For reading the TFrecord file into the batches I have written the following Python code:
import math
import tensorflow as tf
import numpy as np
import struct
import sys
import array
if(len(sys.argv) != 2):
print "Usage: createbatches.py [RFRecord file]"
sys.exit(0)
vectorSize = 40
inFile = sys.argv[1]
def parse_function_dataset(example_proto):
sequence_features = {
'inputs': tf.FixedLenSequenceFeature(shape=[vectorSize],
dtype=tf.float32),
'labels': tf.FixedLenSequenceFeature(shape=[],
dtype=tf.int64)}
_, sequence = tf.parse_single_sequence_example(example_proto, sequence_features=sequence_features)
length = tf.shape(sequence['inputs'])[0]
return sequence['inputs'], sequence['labels']
sess = tf.InteractiveSession()
filenames = tf.placeholder(tf.string, shape=[None])
dataset = tf.contrib.data.TFRecordDataset(filenames)
dataset = dataset.map(parse_function_dataset)
# dataset = dataset.batch(1)
dataset = dataset.padded_batch(4, padded_shapes=[None])
iterator = dataset.make_initializable_iterator()
batch = iterator.get_next()
# Initialize `iterator` with training data.
training_filenames = [inFile]
sess.run(iterator.initializer, feed_dict={filenames: training_filenames})
print(sess.run(batch))
The code works well if I use dataset = dataset.batch(1)

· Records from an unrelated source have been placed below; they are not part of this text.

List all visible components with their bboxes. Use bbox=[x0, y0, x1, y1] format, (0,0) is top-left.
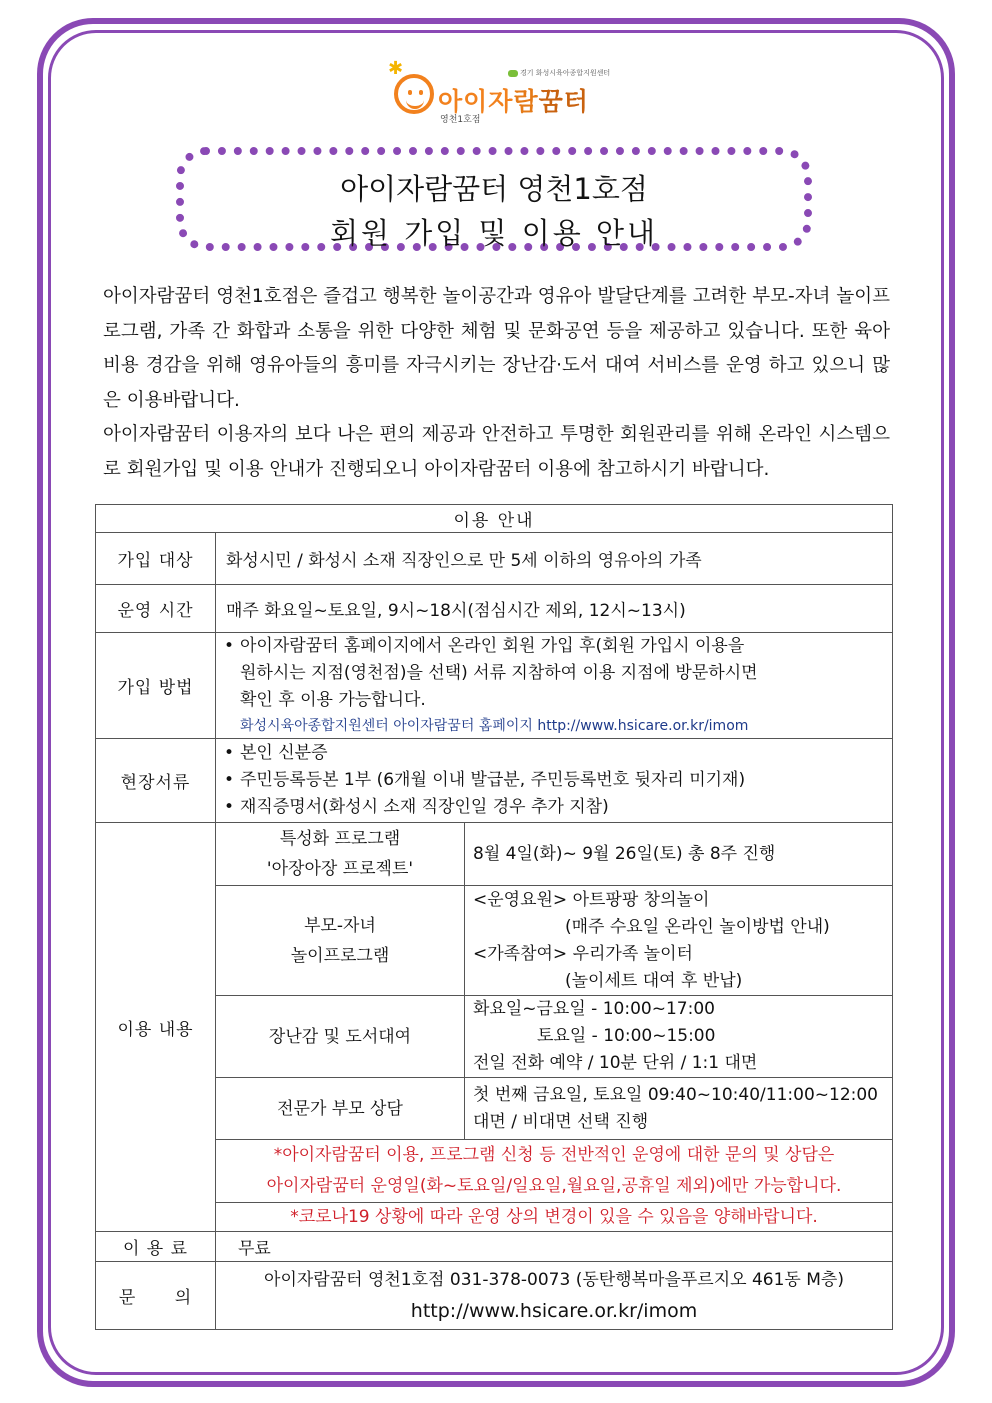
usage-label: 이용 내용 bbox=[96, 823, 216, 1232]
method-line-1: • 아이자람꿈터 홈페이지에서 온라인 회원 가입 후(회원 가입시 이용을 bbox=[216, 633, 892, 660]
contact-value: 아이자람꿈터 영천1호점 031-378-0073 (동탄행복마을푸르지오 461동 M층) http://www.hsicare.or.kr/imom bbox=[216, 1262, 893, 1330]
counseling-detail: 첫 번째 금요일, 토요일 09:40~10:40/11:00~12:00 대면 / 비대면 선택 진행 bbox=[465, 1078, 893, 1140]
title-box bbox=[176, 147, 812, 251]
logo-name: 아이자람꿈터 bbox=[438, 87, 589, 116]
logo-branch: 영천1호점 bbox=[440, 115, 481, 125]
hours-label: 운영 시간 bbox=[96, 585, 216, 633]
covid-notice: *코로나19 상황에 따라 운영 상의 변경이 있을 수 있음을 양해바랍니다. bbox=[216, 1203, 893, 1232]
doc-item: • 재직증명서(화성시 소재 직장인일 경우 추가 지참) bbox=[216, 794, 892, 821]
toy-book-rental-detail: 화요일~금요일 - 10:00~17:00 토요일 - 10:00~15:00 전일 전화 예약 / 10분 단위 / 1:1 대면 bbox=[465, 996, 893, 1078]
toy-book-rental-name: 장난감 및 도서대여 bbox=[216, 996, 465, 1078]
contact-label: 문 의 bbox=[96, 1262, 216, 1330]
title-line-2: 회원 가입 및 이용 안내 bbox=[330, 216, 658, 250]
doc-item: • 주민등록등본 1부 (6개월 이내 발급분, 주민등록번호 뒷자리 미기재) bbox=[216, 767, 892, 794]
intro-text bbox=[103, 280, 890, 487]
method-value bbox=[216, 633, 893, 739]
title-line-1: 아이자람꿈터 영천1호점 bbox=[340, 172, 648, 206]
logo-org: 경기 화성시육아종합지원센터 bbox=[508, 68, 610, 78]
table-header: 이용 안내 bbox=[96, 505, 893, 533]
inquiry-notice: *아이자람꿈터 이용, 프로그램 신청 등 전반적인 운영에 대한 문의 및 상담은 아이자람꿈터 운영일(화~토요일/일요일,월요일,공휴일 제외)에만 가능합니다. bbox=[216, 1140, 893, 1203]
method-line-2: 원하시는 지점(영천점)을 선택) 서류 지참하여 이용 지점에 방문하시면 bbox=[240, 663, 758, 683]
method-line-3: 확인 후 이용 가능합니다. bbox=[240, 690, 426, 710]
star-icon: ✱ bbox=[388, 58, 404, 79]
special-program-name: 특성화 프로그램 '아장아장 프로젝트' bbox=[216, 823, 465, 886]
doc-item: • 본인 신분증 bbox=[216, 740, 892, 767]
contact-url[interactable]: http://www.hsicare.or.kr/imom bbox=[410, 1299, 698, 1322]
parent-child-program-name: 부모-자녀 놀이프로그램 bbox=[216, 886, 465, 996]
method-label: 가입 방법 bbox=[96, 633, 216, 739]
target-label: 가입 대상 bbox=[96, 533, 216, 585]
hours-value: 매주 화요일~토요일, 9시~18시(점심시간 제외, 12시~13시) bbox=[216, 585, 893, 633]
child-face-icon bbox=[394, 74, 434, 114]
intro-paragraph-1: 아이자람꿈터 영천1호점은 즐겁고 행복한 놀이공간과 영유아 발달단계를 고려한 부모-자녀 놀이프로그램, 가족 간 화합과 소통을 위한 다양한 체험 및 문화공연 등을 제공하고 있습니다. 또한 육아비용 경감을 위해 영유아들의 흥미를 자극시키는 장난감·도서 대여 서비스를 운영 하고 있으니 많은 이용바랍니다. bbox=[103, 286, 890, 411]
fee-value: 무료 bbox=[216, 1232, 893, 1262]
target-value: 화성시민 / 화성시 소재 직장인으로 만 5세 이하의 영유아의 가족 bbox=[216, 533, 893, 585]
fee-label: 이 용 료 bbox=[96, 1232, 216, 1262]
homepage-link[interactable]: 화성시육아종합지원센터 아이자람꿈터 홈페이지 http://www.hsicare.or.kr/imom bbox=[240, 718, 749, 734]
parent-child-program-detail: <운영요원> 아트팡팡 창의놀이 (매주 수요일 온라인 놀이방법 안내) <가족참여> 우리가족 놀이터 (놀이세트 대여 후 반납) bbox=[465, 886, 893, 996]
usage-info-table bbox=[95, 504, 893, 1330]
special-program-detail: 8월 4일(화)~ 9월 26일(토) 총 8주 진행 bbox=[465, 823, 893, 886]
docs-label: 현장서류 bbox=[96, 739, 216, 823]
intro-paragraph-2: 아이자람꿈터 이용자의 보다 나은 편의 제공과 안전하고 투명한 회원관리를 위해 온라인 시스템으로 회원가입 및 이용 안내가 진행되오니 아이자람꿈터 이용에 참고하시기 바랍니다. bbox=[103, 424, 890, 480]
docs-value bbox=[216, 739, 893, 823]
brand-logo bbox=[388, 58, 618, 132]
counseling-name: 전문가 부모 상담 bbox=[216, 1078, 465, 1140]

(no padding needed in that case), but when I use the padded_batch
variant, I get the following error:
TypeError: If shallow structure is a sequence, input must also be a sequence. Input has type: .

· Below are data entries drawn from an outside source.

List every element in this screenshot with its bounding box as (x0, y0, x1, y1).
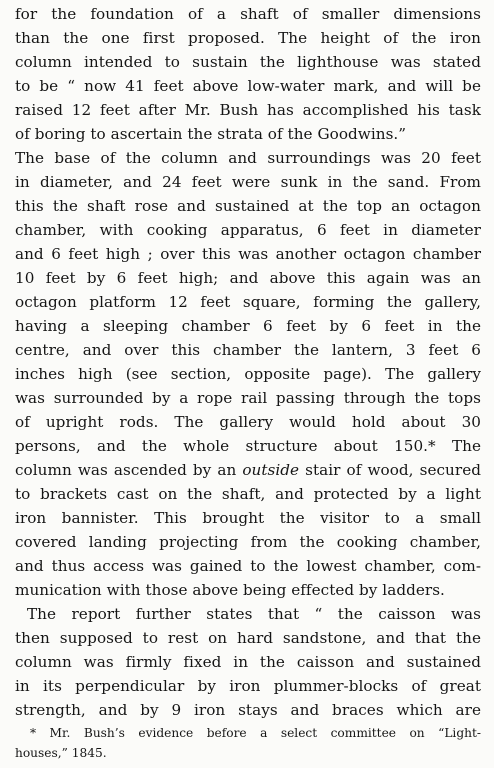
text-line-29: in its perpendicular by iron plummer-blocks of great (15, 677, 481, 695)
text-line-20 (15, 458, 481, 482)
text-line-11: and 6 feet high ; over this was another octagon chamber (15, 245, 481, 263)
text-line-13: octagon platform 12 feet square, forming the gallery, (15, 293, 481, 311)
text-line-22: iron bannister. This brought the visitor to a small (15, 509, 481, 527)
text-line-8: in diameter, and 24 feet were sunk in the sand. From (15, 173, 481, 191)
text-line-16: inches high (see section, opposite page). The gallery (15, 365, 481, 383)
text-line-12: 10 feet by 6 feet high; and above this again was an (15, 269, 481, 287)
text-line-1: for the foundation of a shaft of smaller dimensions (15, 5, 481, 23)
footnote-line-1: * Mr. Bush’s evidence before a select committee on “Light- (30, 726, 481, 740)
text-line-21: to brackets cast on the shaft, and protected by a light (15, 485, 481, 503)
text-line-23: covered landing projecting from the cooking chamber, (15, 533, 481, 551)
text-line-5: raised 12 feet after Mr. Bush has accomplished his task (15, 101, 481, 119)
text-line-28: column was firmly fixed in the caisson and sustained (15, 653, 481, 671)
text-line-14: having a sleeping chamber 6 feet by 6 feet in the (15, 317, 481, 335)
text-line-24: and thus access was gained to the lowest chamber, com- (15, 557, 481, 575)
text-line-7: The base of the column and surroundings was 20 feet (15, 149, 481, 167)
text-line-30: strength, and by 9 iron stays and braces which are (15, 701, 481, 719)
italic-word-outside: outside (242, 461, 300, 479)
text-line-26: The report further states that “ the caisson was (27, 605, 481, 623)
text-line-20-start: column was ascended by an (15, 461, 243, 479)
text-line-4: to be “ now 41 feet above low-water mark, and will be (15, 77, 481, 95)
text-line-2: than the one first proposed. The height of the iron (15, 29, 481, 47)
text-line-25: munication with those above being effected by ladders. (15, 581, 445, 599)
text-line-18: of upright rods. The gallery would hold about 30 (15, 413, 481, 431)
text-line-3: column intended to sustain the lighthouse was stated (15, 53, 481, 71)
text-line-9: this the shaft rose and sustained at the top an octagon (15, 197, 481, 215)
text-line-15: centre, and over this chamber the lantern, 3 feet 6 (15, 341, 481, 359)
text-line-19: persons, and the whole structure about 150.* The (15, 437, 481, 455)
text-line-10: chamber, with cooking apparatus, 6 feet in diameter (15, 221, 481, 239)
text-line-27: then supposed to rest on hard sandstone, and that the (15, 629, 481, 647)
text-line-6: of boring to ascertain the strata of the Goodwins.” (15, 125, 407, 143)
footnote-line-2: houses,” 1845. (15, 746, 107, 760)
text-line-17: was surrounded by a rope rail passing through the tops (15, 389, 481, 407)
text-line-20-end: stair of wood, secured (299, 461, 482, 479)
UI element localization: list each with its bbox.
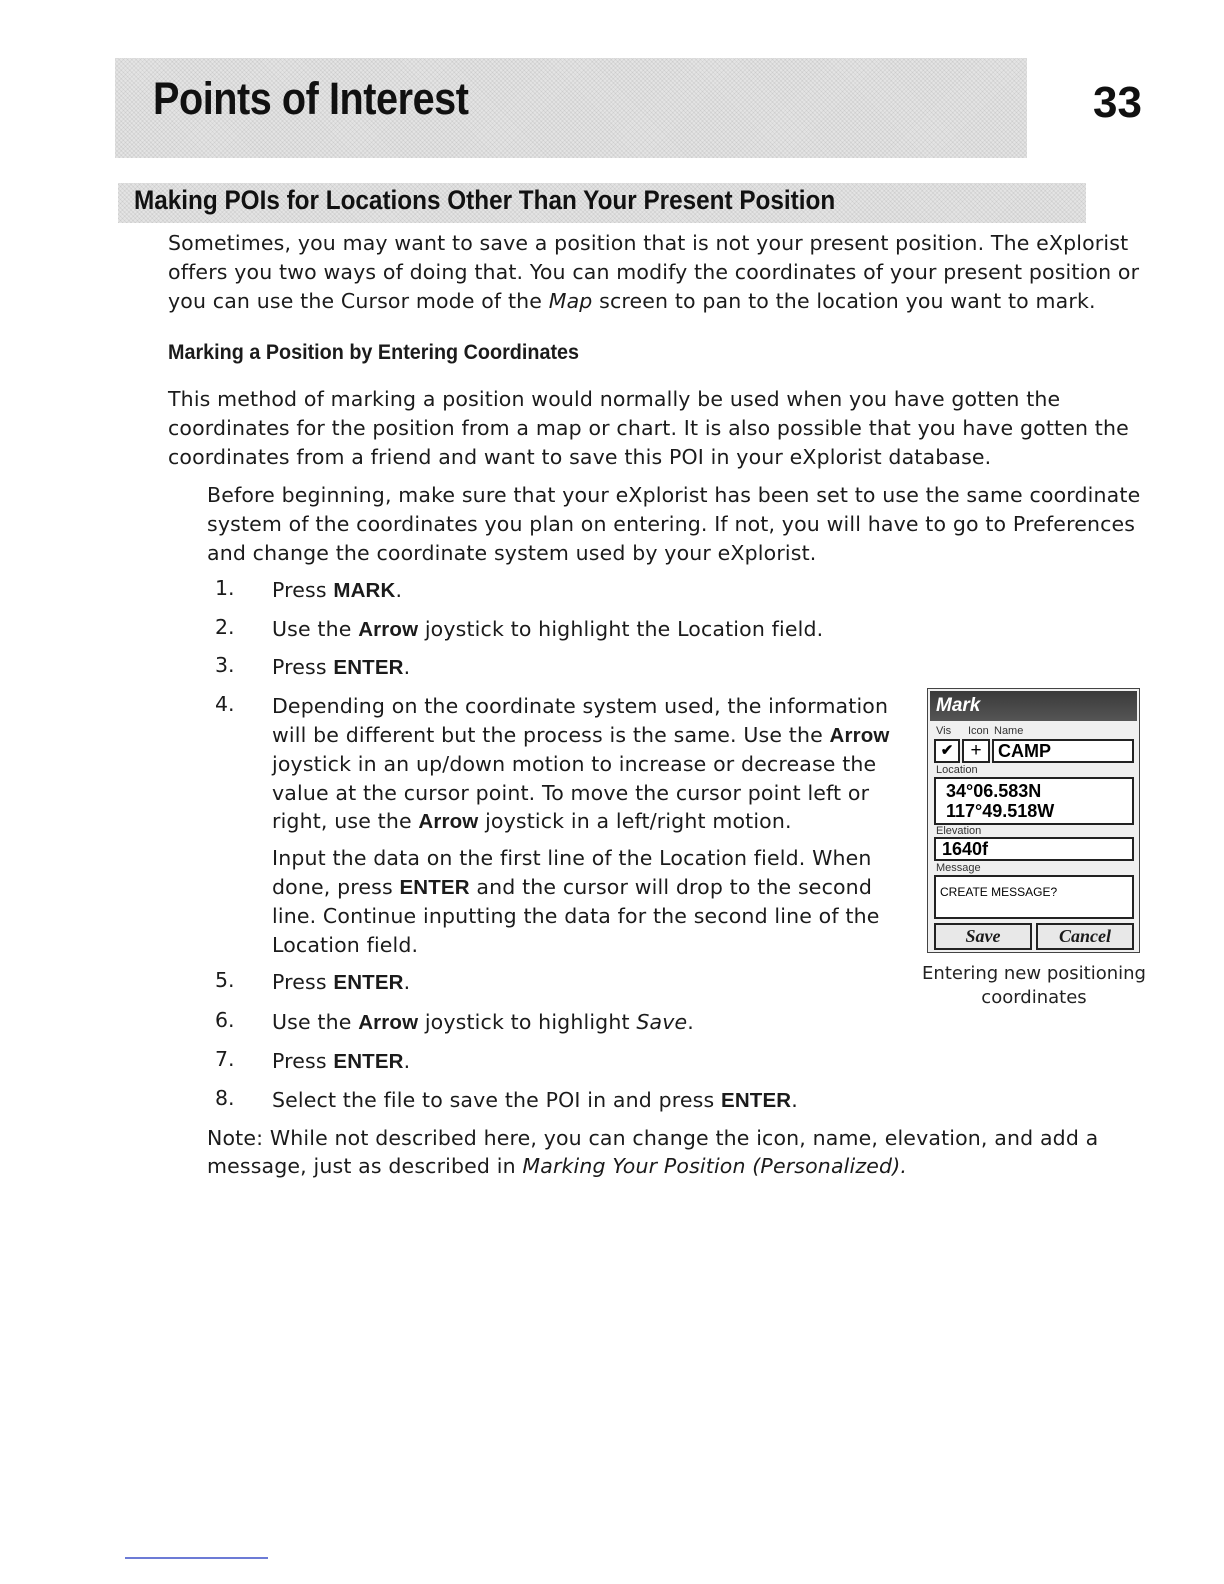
footer-rule — [125, 1557, 268, 1559]
step-text — [272, 692, 910, 837]
step-number: 6. — [215, 1008, 235, 1032]
emphasized-text: Map — [548, 289, 593, 313]
text-run: Use the — [272, 617, 359, 641]
step-text — [272, 576, 872, 606]
text-run: Depending on the coordinate system used, the information will be different but the process is the same. Use the — [272, 694, 889, 747]
step-number: 4. — [215, 692, 235, 716]
text-run: joystick to highlight — [418, 1010, 637, 1034]
step-text — [272, 615, 912, 645]
command-keyword: Arrow — [418, 810, 479, 833]
command-keyword: Arrow — [829, 723, 890, 747]
location-label: Location — [936, 764, 978, 776]
emphasized-text: Save — [636, 1010, 688, 1034]
step-number: 8. — [215, 1086, 235, 1110]
figure-caption: Entering new positioning coordinates — [922, 963, 1146, 1008]
elevation-field[interactable]: 1640f — [934, 837, 1134, 861]
message-label: Message — [936, 862, 981, 874]
text-run: Before beginning, make sure that your eXplorist has been set to use the same coordinate system of the coordinates you plan on entering. If not, you will have to go to Preferences and change the coordinate system used by your eXplorist. — [207, 483, 1141, 565]
text-run: screen to pan to the location you want to mark. — [592, 289, 1096, 313]
subsection-title: Marking a Position by Entering Coordinates — [168, 340, 580, 364]
step-number: 7. — [215, 1047, 235, 1071]
command-keyword: ENTER — [333, 971, 404, 994]
text-run: Press — [272, 1049, 334, 1073]
text-run: Sometimes, you may want to save a position that is not your present position. The eXplorist offers you two ways of doing that. You can modify the coordinates of your present position or you can use the Cursor mode of the — [168, 231, 1140, 313]
text-run: This method of marking a position would normally be used when you have gotten the coordinates for the position from a map or chart. It is also possible that you have gotten the coordinates from a friend and want to save this POI in your eXplorist database. — [168, 387, 1129, 469]
command-keyword: Arrow — [358, 618, 419, 641]
longitude-value: 117°49.518W — [946, 801, 1055, 821]
step-number: 3. — [215, 653, 235, 677]
page-number: 33 — [1093, 78, 1142, 127]
poi-icon-selector[interactable]: + — [962, 739, 990, 763]
text-run: Press — [272, 655, 334, 679]
text-run: Select the file to save the POI in and press — [272, 1088, 721, 1112]
step-text — [272, 653, 872, 683]
prerequisite-paragraph — [207, 481, 1157, 568]
text-run: and the cursor will drop to the second line. Continue inputting the data for the second line of the Location field. — [272, 874, 880, 957]
step-continuation-text — [272, 844, 902, 959]
step-text — [272, 1047, 872, 1077]
text-run: Press — [272, 970, 334, 994]
note-paragraph — [207, 1124, 1147, 1180]
text-run: . — [791, 1088, 798, 1112]
text-run: . — [403, 655, 411, 679]
name-field[interactable]: CAMP — [992, 739, 1134, 763]
text-run: Use the — [272, 1010, 359, 1034]
name-label: Name — [994, 725, 1024, 737]
text-run: joystick in an up/down motion to increase or decrease the value at the cursor point. To move the cursor point left or right, use the — [272, 752, 877, 833]
message-field[interactable]: CREATE MESSAGE? — [934, 875, 1134, 919]
text-run: Note: While not described here, you can change the icon, name, elevation, and add a message, just as described in — [207, 1126, 1099, 1178]
icon-label: Icon — [968, 725, 989, 737]
mark-screen-figure — [927, 688, 1140, 953]
command-keyword: MARK — [333, 579, 396, 602]
command-keyword: ENTER — [333, 656, 404, 679]
step-text — [272, 968, 872, 998]
text-run: joystick to highlight the Location field. — [418, 617, 824, 641]
text-run: Press — [272, 578, 334, 602]
location-field[interactable] — [934, 777, 1134, 825]
intro-paragraph — [168, 229, 1158, 316]
text-run: Input the data on the first line of the Location field. When done, press — [272, 846, 872, 899]
method-paragraph — [168, 385, 1158, 472]
latitude-value: 34°06.583N — [946, 781, 1042, 801]
command-keyword: Arrow — [358, 1011, 419, 1034]
command-keyword: ENTER — [721, 1089, 792, 1112]
elevation-label: Elevation — [936, 825, 982, 837]
command-keyword: ENTER — [399, 875, 470, 899]
screen-title: Mark — [930, 691, 1137, 721]
visibility-checkbox[interactable]: ✔ — [934, 739, 960, 763]
text-run: . — [403, 970, 411, 994]
chapter-title: Points of Interest — [153, 73, 469, 124]
save-button[interactable]: Save — [934, 923, 1032, 950]
text-run: joystick in a left/right motion. — [478, 809, 792, 833]
emphasized-text: Marking Your Position (Personalized). — [522, 1154, 908, 1178]
step-number: 1. — [215, 576, 235, 600]
text-run: . — [403, 1049, 411, 1073]
text-run: . — [687, 1010, 694, 1034]
step-text — [272, 1086, 972, 1116]
section-title: Making POIs for Locations Other Than Your Present Position — [134, 185, 836, 215]
cancel-button[interactable]: Cancel — [1036, 923, 1134, 950]
step-number: 5. — [215, 968, 235, 992]
step-number: 2. — [215, 615, 235, 639]
vis-label: Vis — [936, 725, 952, 737]
step-text — [272, 1008, 872, 1038]
text-run: . — [395, 578, 403, 602]
command-keyword: ENTER — [333, 1050, 404, 1073]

Can you help me figuring out what I should pass for the padded_shapes parameter?
(I know there is lots of example code using threading and queues for this, but I'd rather use the new DataSet API for this project)
You need to pass a tuple of shapes. In your case you should pass
dataset = dataset.padded_batch(4, padded_shapes=([vectorSize],[None]))
or try
dataset = dataset.padded_batch(4, padded_shapes=([None],[None]))
Check this code for more details. I had to debug this method to figure out why it wasn't working for me.